Why it matters: Lawmakers have started to make noise about bad Medicare Advantage marketing tactics. CMS has already tightened marketing requirements for plans, and this latest proposal sets the stage for more congressional action.
The details: CMS wants to ban ads that don’t mention a specific plan name and sales presentations that come immediately after educational events.
- CMS also seeks a crackdown on plans using the Medicare name or logo in ways that might confuse consumers.
- Under the rule, sales agents would have to ask a list of standardized questions about beneficiaries’ health history before enrolling them in a plan. They would also have to inform consumers of official information sources, like Medicare.gov.
- The rule would also impose network adequacy requirements on plans, create new requirements to provide culturally competent care and boost access to behavioral health in Medicare Advantage networks.
Between the lines: CMS is revisiting Medicare Advantage marketing in part because of comments it received in the last year.
- "It presented a good opportunity to continue to iterate in collaboration with everyone," Meena Seshamani, CMS deputy administrator and director of the Center for Medicare, told Axios in an exclusive interview.

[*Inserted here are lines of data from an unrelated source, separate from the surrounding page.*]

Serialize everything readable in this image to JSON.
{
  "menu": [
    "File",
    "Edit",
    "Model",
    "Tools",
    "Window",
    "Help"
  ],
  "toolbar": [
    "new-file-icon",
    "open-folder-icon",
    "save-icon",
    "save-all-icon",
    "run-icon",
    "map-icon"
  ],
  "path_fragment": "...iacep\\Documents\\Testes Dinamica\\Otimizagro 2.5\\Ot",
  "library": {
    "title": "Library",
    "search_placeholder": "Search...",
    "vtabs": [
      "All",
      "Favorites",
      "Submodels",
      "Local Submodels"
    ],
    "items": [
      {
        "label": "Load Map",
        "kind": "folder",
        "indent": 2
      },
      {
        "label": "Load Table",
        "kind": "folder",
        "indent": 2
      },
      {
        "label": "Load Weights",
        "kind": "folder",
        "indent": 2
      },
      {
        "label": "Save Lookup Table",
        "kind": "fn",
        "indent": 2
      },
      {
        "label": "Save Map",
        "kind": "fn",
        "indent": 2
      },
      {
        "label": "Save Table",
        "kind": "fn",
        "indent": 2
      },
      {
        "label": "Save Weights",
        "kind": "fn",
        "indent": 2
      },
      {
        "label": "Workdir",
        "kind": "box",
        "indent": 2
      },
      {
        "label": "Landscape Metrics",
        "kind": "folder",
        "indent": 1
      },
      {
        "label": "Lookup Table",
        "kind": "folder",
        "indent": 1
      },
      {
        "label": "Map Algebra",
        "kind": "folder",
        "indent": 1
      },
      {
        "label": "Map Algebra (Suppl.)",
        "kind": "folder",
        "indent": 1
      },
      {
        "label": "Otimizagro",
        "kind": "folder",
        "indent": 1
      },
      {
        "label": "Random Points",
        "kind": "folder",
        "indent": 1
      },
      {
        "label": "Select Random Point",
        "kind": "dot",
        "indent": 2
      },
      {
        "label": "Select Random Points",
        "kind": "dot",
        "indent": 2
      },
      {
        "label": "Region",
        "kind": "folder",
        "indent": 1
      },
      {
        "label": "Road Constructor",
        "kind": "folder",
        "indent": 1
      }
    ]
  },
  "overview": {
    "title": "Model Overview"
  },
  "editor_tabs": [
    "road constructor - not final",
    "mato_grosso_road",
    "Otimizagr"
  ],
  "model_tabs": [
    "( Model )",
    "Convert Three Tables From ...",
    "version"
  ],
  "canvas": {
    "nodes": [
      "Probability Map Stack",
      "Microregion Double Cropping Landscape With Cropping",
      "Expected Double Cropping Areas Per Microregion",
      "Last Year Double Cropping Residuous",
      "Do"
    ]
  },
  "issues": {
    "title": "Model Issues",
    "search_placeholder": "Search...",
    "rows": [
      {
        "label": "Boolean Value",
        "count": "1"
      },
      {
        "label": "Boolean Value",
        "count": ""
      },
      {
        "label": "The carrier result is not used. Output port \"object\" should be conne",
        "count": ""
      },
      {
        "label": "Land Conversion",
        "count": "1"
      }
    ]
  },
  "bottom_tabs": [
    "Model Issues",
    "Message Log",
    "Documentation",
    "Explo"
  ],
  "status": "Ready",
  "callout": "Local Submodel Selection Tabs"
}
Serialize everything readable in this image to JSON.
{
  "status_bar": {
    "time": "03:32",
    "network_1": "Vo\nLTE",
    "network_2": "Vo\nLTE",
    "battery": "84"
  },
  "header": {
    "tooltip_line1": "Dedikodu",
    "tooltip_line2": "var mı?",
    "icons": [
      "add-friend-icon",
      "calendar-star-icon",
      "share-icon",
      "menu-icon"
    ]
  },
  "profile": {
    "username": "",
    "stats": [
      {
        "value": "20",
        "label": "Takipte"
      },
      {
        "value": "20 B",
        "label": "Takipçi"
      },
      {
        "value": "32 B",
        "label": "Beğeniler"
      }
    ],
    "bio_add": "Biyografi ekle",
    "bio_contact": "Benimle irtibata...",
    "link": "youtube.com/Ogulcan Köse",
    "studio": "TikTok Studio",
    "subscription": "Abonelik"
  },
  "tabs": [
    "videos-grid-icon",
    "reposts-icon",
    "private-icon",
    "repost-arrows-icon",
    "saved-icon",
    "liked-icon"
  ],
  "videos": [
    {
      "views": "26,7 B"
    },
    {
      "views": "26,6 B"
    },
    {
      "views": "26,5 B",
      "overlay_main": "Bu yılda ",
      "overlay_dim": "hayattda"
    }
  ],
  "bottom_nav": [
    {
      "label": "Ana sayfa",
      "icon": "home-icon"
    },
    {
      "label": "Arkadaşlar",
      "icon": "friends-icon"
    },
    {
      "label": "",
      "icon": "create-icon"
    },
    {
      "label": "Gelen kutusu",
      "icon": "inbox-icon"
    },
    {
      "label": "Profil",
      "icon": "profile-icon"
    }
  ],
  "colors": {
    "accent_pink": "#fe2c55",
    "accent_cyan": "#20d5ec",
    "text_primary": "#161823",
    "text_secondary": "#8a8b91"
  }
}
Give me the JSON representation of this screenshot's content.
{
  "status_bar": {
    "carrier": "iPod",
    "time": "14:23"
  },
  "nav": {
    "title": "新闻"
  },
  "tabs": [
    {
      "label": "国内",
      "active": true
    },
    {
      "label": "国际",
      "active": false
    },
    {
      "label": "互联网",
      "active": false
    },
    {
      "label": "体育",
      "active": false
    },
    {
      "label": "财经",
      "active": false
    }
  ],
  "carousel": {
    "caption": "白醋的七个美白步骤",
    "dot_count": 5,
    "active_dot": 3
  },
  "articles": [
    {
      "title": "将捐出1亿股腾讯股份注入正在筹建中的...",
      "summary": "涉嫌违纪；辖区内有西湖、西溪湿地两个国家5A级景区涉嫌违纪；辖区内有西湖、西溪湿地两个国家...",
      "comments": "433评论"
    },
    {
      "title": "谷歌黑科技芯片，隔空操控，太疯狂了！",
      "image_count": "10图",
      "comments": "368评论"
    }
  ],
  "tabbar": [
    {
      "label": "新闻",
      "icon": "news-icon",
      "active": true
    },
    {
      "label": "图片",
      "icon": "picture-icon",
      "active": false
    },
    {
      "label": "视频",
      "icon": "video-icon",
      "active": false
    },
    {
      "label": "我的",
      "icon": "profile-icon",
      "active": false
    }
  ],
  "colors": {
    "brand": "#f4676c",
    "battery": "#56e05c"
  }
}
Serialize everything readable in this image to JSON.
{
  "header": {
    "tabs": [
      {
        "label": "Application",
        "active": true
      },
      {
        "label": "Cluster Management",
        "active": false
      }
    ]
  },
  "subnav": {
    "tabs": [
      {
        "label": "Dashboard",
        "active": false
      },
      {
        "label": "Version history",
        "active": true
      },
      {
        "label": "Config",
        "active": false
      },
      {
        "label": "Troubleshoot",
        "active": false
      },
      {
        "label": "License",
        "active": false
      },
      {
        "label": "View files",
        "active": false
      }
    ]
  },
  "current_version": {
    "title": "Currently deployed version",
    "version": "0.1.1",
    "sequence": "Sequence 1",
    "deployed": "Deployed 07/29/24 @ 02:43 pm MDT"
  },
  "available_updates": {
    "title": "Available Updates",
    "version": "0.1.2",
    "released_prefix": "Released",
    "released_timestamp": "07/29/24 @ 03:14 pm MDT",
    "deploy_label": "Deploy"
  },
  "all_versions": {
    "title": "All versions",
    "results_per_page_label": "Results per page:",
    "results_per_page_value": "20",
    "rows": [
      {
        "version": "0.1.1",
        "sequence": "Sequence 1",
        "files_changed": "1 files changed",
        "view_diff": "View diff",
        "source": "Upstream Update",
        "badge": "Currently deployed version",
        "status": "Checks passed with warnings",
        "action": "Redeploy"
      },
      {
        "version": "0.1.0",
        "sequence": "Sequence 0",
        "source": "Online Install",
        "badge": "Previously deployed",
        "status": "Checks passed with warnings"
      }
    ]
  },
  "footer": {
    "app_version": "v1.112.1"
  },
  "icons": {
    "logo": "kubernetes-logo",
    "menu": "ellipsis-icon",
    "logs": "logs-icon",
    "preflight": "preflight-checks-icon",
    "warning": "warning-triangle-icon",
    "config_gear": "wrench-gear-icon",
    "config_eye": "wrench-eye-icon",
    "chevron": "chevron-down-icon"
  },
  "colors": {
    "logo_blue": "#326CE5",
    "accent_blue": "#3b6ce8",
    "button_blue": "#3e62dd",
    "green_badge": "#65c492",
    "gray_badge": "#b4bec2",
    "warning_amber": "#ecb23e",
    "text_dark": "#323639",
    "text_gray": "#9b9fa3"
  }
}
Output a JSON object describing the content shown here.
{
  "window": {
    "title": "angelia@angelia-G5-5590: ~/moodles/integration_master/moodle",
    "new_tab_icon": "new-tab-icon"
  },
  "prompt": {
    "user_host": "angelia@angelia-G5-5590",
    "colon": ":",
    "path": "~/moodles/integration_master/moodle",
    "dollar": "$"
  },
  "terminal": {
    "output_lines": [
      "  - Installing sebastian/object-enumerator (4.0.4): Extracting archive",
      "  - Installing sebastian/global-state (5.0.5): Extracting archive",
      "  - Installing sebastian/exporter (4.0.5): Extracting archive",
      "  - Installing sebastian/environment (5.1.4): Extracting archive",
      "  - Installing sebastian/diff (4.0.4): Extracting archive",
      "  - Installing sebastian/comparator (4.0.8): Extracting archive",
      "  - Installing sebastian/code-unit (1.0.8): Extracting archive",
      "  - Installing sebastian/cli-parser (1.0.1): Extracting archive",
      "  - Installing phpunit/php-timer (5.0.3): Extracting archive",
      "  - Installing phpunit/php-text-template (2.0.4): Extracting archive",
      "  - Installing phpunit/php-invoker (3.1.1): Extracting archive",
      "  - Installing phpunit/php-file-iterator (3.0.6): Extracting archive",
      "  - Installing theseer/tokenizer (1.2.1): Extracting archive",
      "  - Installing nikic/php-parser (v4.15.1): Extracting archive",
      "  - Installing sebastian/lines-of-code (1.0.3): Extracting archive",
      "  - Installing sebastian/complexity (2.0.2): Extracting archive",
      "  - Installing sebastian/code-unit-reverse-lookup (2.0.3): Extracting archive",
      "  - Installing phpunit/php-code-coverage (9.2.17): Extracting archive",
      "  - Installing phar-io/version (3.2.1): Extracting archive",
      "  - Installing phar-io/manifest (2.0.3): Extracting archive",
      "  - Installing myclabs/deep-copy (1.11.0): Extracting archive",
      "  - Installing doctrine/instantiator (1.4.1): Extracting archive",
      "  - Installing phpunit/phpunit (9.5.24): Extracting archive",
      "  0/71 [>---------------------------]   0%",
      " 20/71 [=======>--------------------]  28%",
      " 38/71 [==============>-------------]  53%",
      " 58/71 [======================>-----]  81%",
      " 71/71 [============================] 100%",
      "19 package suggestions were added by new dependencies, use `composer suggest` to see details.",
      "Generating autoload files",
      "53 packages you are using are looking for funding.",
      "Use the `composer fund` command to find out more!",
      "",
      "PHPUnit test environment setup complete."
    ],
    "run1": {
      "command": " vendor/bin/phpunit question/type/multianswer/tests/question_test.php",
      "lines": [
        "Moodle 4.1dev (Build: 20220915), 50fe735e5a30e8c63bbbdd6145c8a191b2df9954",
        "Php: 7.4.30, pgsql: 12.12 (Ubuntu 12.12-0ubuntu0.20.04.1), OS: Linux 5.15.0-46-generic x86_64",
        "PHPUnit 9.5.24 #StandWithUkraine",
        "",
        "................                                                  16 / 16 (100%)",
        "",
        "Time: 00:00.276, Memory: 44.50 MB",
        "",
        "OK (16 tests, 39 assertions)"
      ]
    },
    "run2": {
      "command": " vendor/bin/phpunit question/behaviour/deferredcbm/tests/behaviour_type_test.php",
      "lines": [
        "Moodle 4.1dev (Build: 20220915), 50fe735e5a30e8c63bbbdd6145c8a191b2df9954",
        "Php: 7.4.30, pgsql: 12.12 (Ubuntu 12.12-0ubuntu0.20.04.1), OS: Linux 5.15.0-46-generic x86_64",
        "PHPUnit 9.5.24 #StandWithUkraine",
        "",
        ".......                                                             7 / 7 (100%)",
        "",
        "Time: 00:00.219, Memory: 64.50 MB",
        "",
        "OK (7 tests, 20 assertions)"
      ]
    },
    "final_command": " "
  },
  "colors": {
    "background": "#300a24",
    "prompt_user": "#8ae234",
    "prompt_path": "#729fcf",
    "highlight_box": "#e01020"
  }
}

- The Senate Finance Committee recommended that CMS increase Medicare Advantage marketing oversight in a November report.
CMS also proposed new prior authorization policies that would work in tandem with a rule on electronic prior authorization released earlier this month.
- Changes would include making prior authorization approvals valid for a patient's full course of treatment and requiring plans to create utilization management committees to annually review their policies.